Today on the blog, RFA UK Managing Director George Ralph discusses the implications of the collapse of Safe Harbor for hedge funds.
What are the implications of the collapse of Safe Harbor for the alternative investment sector?
The US approaches data protection in a very different way to Europe, but with so many organizations doing business across the globe, it became apparent that there was something needed to bridge the gap, and ensure that European personal data was handled in as stringent a manner, when it reached the US. The Safe Harbor agreement was passed into law in 2000 to allow US companies doing business in the EU to transfer data from EU-based consumers to US servers in a way that complied with EU data protection laws. The objective was to make international business transactions more seamless, but in the light of Snowden’s revelations and the Schrems case more recently, on 6th October, the regulation was deemed inadequate in the protection it provided to personal data.
With no signs of a Safe Harbor 2 imminent, firms that are trading in both continents have an immediate need to act.
As a hedge fund or private equity manager, what should you be doing?
Firstly, understand what data constitutes personal data and is therefore bound by the EU Data Protection Directive.
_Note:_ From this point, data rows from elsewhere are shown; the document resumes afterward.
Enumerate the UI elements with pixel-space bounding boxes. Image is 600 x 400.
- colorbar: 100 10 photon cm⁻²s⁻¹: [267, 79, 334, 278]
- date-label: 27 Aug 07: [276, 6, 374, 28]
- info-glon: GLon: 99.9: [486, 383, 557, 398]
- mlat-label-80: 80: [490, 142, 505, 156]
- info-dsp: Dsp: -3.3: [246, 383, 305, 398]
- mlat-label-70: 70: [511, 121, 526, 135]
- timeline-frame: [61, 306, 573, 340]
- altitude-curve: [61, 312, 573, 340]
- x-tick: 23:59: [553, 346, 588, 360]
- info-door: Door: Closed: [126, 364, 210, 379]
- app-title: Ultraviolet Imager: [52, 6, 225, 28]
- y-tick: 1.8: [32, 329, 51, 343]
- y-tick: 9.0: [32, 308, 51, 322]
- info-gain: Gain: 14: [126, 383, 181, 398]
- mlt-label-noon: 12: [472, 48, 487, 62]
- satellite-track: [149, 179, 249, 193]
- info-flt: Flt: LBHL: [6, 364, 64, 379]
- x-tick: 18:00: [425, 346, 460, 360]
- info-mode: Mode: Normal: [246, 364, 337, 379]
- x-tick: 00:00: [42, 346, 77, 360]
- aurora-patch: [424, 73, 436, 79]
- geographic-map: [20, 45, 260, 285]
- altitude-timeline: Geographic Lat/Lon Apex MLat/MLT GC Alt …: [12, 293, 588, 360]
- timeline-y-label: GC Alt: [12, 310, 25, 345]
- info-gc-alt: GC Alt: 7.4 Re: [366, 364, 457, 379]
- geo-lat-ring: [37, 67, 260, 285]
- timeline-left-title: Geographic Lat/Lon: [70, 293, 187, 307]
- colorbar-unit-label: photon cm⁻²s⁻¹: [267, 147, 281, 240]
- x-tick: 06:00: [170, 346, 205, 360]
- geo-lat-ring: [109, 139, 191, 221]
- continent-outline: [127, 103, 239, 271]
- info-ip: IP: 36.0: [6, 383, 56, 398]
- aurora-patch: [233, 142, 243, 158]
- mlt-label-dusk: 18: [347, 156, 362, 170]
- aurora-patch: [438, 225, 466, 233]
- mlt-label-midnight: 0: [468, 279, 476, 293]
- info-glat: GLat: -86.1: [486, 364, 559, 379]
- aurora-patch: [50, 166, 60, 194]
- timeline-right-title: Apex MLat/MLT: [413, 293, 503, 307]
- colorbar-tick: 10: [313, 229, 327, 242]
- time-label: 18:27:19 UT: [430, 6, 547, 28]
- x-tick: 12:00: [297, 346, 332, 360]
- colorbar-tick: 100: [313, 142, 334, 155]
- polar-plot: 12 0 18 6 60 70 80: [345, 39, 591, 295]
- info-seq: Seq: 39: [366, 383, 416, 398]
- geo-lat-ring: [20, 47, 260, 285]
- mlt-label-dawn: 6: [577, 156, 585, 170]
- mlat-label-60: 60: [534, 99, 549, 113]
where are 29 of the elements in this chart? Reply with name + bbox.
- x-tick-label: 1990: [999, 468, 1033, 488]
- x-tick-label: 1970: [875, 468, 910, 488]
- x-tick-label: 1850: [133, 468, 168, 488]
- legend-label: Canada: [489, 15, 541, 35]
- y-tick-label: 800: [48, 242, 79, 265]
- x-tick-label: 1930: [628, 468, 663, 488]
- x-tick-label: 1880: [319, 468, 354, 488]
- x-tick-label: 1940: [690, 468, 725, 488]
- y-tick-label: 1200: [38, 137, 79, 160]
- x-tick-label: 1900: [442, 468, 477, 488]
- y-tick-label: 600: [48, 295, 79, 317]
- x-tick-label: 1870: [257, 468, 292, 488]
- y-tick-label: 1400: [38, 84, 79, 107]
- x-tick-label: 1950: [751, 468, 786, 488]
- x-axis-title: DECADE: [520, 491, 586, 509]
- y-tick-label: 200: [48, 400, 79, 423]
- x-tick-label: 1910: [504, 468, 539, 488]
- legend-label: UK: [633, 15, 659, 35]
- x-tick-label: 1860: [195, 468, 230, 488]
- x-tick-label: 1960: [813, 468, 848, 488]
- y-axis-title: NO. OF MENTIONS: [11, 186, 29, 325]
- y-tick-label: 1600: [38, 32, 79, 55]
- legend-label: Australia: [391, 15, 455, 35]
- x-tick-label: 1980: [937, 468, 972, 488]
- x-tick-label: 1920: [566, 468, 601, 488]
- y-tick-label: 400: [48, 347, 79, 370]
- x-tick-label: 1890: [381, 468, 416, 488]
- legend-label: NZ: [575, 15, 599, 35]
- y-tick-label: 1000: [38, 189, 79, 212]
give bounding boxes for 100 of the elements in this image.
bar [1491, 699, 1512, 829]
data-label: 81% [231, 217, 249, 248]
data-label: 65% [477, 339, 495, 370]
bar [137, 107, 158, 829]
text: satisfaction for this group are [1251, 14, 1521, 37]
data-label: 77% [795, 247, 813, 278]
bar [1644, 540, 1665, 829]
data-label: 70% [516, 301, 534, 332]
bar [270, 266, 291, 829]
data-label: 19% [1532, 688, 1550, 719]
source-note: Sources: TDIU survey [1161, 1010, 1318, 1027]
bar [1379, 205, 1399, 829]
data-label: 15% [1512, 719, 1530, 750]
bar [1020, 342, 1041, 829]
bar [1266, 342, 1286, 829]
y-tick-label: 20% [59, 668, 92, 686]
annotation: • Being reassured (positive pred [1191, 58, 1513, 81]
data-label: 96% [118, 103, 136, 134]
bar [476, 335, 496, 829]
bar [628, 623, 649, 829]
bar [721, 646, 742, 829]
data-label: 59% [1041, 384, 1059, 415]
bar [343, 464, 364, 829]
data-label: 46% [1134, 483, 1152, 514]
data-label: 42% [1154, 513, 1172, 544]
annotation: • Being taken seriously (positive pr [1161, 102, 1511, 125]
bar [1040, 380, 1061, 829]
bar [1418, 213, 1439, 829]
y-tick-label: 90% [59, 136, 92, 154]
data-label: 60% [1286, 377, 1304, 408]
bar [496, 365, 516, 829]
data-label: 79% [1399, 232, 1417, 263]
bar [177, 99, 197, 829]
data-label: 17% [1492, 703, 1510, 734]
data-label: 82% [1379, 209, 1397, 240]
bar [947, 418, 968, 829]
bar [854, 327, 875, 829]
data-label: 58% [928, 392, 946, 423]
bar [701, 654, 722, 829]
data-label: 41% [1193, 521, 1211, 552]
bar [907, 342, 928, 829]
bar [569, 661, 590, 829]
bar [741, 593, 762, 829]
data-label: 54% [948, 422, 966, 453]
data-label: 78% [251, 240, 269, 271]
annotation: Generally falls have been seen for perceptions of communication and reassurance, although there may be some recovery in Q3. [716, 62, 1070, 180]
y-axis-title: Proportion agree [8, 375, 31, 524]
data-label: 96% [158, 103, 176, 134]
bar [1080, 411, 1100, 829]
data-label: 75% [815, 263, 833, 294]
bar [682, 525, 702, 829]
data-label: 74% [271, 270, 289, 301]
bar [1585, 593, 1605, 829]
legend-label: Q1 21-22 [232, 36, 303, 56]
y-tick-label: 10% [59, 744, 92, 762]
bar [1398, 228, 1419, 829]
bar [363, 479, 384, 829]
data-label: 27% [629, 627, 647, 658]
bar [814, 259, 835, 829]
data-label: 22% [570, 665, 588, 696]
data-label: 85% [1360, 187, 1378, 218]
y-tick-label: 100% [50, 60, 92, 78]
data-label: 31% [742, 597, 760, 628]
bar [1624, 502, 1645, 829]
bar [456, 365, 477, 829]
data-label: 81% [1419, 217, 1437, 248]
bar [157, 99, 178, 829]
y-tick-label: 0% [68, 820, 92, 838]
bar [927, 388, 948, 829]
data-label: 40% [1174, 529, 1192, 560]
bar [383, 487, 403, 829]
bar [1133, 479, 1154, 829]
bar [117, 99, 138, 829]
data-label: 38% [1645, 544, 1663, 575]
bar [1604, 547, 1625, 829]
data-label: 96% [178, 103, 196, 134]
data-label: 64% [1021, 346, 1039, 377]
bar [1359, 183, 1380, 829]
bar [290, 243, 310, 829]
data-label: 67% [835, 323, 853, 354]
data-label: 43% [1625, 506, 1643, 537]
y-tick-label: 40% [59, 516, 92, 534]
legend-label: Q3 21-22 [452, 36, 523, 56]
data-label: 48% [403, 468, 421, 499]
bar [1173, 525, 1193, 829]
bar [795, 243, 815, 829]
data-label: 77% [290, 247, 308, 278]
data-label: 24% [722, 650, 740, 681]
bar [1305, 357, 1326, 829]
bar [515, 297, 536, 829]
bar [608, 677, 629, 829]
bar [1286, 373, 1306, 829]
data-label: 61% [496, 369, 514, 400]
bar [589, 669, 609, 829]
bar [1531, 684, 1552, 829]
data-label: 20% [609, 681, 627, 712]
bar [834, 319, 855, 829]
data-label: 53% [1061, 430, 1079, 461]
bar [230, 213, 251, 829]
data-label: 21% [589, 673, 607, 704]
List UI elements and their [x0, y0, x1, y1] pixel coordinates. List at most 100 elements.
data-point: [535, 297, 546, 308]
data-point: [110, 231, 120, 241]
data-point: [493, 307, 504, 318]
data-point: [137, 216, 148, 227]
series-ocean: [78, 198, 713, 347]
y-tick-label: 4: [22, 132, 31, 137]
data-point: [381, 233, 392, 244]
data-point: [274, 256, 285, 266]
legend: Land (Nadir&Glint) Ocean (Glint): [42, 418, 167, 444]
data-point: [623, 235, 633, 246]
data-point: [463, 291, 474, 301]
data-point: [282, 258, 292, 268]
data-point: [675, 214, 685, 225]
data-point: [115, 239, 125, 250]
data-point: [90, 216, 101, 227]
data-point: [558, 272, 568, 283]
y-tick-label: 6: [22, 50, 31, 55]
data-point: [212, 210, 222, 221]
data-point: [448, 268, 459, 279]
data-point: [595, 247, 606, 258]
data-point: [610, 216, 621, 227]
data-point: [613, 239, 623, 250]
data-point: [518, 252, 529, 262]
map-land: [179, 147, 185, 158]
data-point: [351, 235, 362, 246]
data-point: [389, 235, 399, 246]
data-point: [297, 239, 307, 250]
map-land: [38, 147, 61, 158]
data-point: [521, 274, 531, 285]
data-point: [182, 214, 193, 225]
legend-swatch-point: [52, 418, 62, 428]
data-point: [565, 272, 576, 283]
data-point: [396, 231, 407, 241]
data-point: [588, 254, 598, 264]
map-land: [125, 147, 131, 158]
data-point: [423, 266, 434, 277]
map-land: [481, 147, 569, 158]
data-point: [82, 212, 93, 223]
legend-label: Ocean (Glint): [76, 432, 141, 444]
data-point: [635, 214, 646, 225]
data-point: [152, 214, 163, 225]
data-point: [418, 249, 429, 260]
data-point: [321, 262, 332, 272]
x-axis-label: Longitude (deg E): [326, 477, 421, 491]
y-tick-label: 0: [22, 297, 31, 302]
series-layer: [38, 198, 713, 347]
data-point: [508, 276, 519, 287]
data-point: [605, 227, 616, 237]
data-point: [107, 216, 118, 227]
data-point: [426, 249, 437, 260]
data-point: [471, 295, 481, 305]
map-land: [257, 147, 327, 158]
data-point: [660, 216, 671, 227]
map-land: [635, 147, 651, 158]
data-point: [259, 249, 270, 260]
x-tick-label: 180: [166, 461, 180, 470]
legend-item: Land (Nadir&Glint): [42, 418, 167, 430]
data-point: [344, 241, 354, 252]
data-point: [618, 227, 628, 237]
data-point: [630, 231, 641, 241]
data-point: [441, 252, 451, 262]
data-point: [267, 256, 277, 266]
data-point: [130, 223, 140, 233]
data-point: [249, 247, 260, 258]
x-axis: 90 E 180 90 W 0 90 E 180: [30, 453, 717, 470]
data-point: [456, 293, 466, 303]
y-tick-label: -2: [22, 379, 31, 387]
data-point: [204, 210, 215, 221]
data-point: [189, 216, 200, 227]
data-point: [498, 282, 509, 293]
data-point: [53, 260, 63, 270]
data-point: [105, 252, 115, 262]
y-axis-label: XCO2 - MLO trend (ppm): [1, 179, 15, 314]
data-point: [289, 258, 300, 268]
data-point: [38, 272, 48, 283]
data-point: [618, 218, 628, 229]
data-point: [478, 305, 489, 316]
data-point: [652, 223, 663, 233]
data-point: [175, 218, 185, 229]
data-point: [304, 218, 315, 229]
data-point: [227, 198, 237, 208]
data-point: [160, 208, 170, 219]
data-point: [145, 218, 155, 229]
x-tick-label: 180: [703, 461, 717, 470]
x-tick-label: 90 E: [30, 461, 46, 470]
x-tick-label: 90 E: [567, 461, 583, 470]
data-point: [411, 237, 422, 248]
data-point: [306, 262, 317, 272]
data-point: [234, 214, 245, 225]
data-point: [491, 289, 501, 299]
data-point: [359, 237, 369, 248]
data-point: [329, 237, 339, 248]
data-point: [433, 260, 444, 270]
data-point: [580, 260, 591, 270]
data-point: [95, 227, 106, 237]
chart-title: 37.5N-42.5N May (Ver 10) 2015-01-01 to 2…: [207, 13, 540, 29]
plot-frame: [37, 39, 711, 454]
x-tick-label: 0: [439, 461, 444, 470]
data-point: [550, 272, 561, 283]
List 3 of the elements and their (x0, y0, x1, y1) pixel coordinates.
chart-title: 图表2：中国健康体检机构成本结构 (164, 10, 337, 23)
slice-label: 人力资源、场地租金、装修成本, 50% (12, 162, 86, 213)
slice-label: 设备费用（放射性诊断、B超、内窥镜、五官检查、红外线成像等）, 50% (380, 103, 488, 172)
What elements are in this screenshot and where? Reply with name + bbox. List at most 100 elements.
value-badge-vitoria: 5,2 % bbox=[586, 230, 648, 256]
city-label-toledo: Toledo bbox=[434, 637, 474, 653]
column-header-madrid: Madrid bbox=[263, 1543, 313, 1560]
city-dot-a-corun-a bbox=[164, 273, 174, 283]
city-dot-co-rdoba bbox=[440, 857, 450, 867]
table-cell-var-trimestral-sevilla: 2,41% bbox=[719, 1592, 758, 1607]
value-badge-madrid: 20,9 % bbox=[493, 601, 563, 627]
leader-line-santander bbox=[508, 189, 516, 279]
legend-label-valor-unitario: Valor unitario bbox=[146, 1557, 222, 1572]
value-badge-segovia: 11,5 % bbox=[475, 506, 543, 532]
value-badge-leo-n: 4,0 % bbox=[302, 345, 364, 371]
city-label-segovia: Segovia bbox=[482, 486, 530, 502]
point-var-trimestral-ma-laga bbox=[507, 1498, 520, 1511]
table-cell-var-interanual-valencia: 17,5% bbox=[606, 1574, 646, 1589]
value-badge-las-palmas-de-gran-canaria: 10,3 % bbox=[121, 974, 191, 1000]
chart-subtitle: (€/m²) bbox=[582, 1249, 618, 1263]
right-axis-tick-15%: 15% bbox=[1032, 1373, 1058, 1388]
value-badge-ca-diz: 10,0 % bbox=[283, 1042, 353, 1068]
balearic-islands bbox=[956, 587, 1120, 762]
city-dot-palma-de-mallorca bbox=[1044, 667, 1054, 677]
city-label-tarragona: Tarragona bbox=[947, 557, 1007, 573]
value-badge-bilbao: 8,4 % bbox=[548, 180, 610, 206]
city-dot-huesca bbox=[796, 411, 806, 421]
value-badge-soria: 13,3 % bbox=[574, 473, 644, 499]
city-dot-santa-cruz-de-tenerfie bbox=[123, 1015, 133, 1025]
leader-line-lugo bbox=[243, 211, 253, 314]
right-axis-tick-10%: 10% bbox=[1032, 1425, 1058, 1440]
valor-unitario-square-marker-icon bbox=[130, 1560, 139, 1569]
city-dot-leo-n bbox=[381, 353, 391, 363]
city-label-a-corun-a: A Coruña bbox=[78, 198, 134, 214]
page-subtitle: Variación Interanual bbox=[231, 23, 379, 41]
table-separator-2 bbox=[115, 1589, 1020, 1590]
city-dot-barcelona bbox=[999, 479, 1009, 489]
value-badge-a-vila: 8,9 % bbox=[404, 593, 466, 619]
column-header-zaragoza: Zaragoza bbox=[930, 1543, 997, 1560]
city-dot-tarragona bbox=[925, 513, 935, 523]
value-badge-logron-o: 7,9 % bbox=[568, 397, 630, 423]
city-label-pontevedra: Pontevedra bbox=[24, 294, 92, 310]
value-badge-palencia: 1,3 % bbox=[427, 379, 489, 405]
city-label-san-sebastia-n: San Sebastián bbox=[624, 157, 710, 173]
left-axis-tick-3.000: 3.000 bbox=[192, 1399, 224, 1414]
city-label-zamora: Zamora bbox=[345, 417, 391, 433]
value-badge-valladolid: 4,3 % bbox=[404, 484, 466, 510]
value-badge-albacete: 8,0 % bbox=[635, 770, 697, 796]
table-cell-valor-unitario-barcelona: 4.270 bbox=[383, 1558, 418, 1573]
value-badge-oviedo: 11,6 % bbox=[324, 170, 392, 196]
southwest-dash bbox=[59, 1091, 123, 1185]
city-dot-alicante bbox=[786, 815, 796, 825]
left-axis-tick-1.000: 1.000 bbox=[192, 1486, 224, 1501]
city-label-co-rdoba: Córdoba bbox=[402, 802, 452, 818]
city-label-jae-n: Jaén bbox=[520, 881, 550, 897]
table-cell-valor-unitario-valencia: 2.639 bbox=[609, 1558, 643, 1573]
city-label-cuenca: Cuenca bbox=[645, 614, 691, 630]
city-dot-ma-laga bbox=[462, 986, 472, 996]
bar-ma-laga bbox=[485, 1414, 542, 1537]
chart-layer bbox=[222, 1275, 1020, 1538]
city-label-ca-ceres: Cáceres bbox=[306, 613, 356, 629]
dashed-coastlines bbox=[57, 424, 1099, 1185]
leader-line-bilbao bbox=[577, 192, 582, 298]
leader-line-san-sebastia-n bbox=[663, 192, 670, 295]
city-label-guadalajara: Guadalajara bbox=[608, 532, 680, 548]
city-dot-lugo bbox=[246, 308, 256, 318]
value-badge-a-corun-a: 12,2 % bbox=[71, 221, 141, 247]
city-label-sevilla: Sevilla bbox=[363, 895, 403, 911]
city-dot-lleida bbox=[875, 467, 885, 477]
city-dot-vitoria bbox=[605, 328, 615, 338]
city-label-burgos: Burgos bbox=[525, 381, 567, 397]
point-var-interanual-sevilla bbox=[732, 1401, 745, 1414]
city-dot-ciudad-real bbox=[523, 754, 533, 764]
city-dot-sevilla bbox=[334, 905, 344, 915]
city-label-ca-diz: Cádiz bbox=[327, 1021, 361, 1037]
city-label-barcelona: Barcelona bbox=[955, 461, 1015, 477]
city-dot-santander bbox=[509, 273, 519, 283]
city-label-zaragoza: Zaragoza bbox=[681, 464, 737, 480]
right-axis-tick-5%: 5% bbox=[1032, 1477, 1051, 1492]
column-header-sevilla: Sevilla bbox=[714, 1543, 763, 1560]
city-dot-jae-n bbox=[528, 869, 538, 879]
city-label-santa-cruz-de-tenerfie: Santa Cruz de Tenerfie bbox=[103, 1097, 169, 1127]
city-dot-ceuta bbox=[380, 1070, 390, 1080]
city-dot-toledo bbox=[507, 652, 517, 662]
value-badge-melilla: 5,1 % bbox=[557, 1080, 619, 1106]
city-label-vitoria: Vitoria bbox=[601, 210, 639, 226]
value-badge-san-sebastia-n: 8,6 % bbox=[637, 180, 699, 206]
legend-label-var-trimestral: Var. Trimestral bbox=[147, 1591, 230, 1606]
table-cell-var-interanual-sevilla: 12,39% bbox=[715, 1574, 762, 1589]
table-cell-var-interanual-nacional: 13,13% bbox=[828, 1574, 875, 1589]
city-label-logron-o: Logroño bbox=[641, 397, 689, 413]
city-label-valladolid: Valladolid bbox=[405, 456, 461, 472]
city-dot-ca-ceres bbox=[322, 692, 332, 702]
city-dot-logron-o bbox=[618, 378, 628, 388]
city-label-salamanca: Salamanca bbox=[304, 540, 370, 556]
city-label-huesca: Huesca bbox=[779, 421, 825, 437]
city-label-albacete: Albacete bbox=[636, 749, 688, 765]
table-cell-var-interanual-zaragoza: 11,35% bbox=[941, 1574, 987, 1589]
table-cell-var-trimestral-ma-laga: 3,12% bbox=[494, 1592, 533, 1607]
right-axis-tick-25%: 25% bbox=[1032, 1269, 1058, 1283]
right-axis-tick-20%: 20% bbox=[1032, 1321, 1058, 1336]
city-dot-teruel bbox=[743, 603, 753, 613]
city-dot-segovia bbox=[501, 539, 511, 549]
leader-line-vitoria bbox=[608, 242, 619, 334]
If your firm is a US firm with staff based in Europe, personnel files are likely to be considered personal data. Information about investors is often comprehensive, by mandate, and this too is likely to be considered personal data. Transaction data is likely to contain personal data, as is fund information and should be looked at carefully. Research data may not contain personal data, but information on mergers and acquisitions could contain employee data, in which case it would be considered personal data.
The data outlined above should not be viewed, transferred, stored or exported in the US, if it has not been expressly approved by the individual it relates to.
Next, I would recommend evaluating your data estate and getting a clear picture of where data is, where it was generated and mapping it to where it should be. Tagging data is a useful exercise, to ensure the right data is in the right place. If you store data in the cloud, and who doesn’t these days, include your cloud providers in this mapping exercise. The cloud is historically quite opaque, so this could be a lengthy exercise, although vital.
As I mentioned above, the EU Data Protection Directive states that privacy rules do not apply to data if the individual that the data relates to, gives permission for the data to be stored, transferred and processed outside of the EU. It would need to have been written into a contract and signed, to comply, so check all affected contracts to see if this clause already exists. If so, Safe Harbor was never needed in the first place. However, if, like many firms, this has not been written into contracts, then it is worth running an exercise where individuals are contacted with a clear opt in message that they can agree to, which must be collected and stored for regulatory purposes.
There will of course, be individuals where opting in is not possible, and in these cases, you must move your data to a local data centre. For many firms, building a private data center is not an option, so a locally situated, cloud-based, multi-tenanted data center would be an ideal option.
Before agreeing to move any data, run a thorough evaluation of the cloud partner’s set up, policies and procedures to ensure they are EU DPD compliant, then work together to develop a migration plan which causes the least disruption to services as possible.
Moving forwards, and once your data is where it should be, it is a good idea to encrypt data to protect it under any circumstances. Take control of your data, bringing in additional skills to your IT team if necessary, but ensure that you have a clear sight of your critical, personal data, so that you can confidently claim compliance with data protection legislation, whatever the legislative bodies’ next moves may be.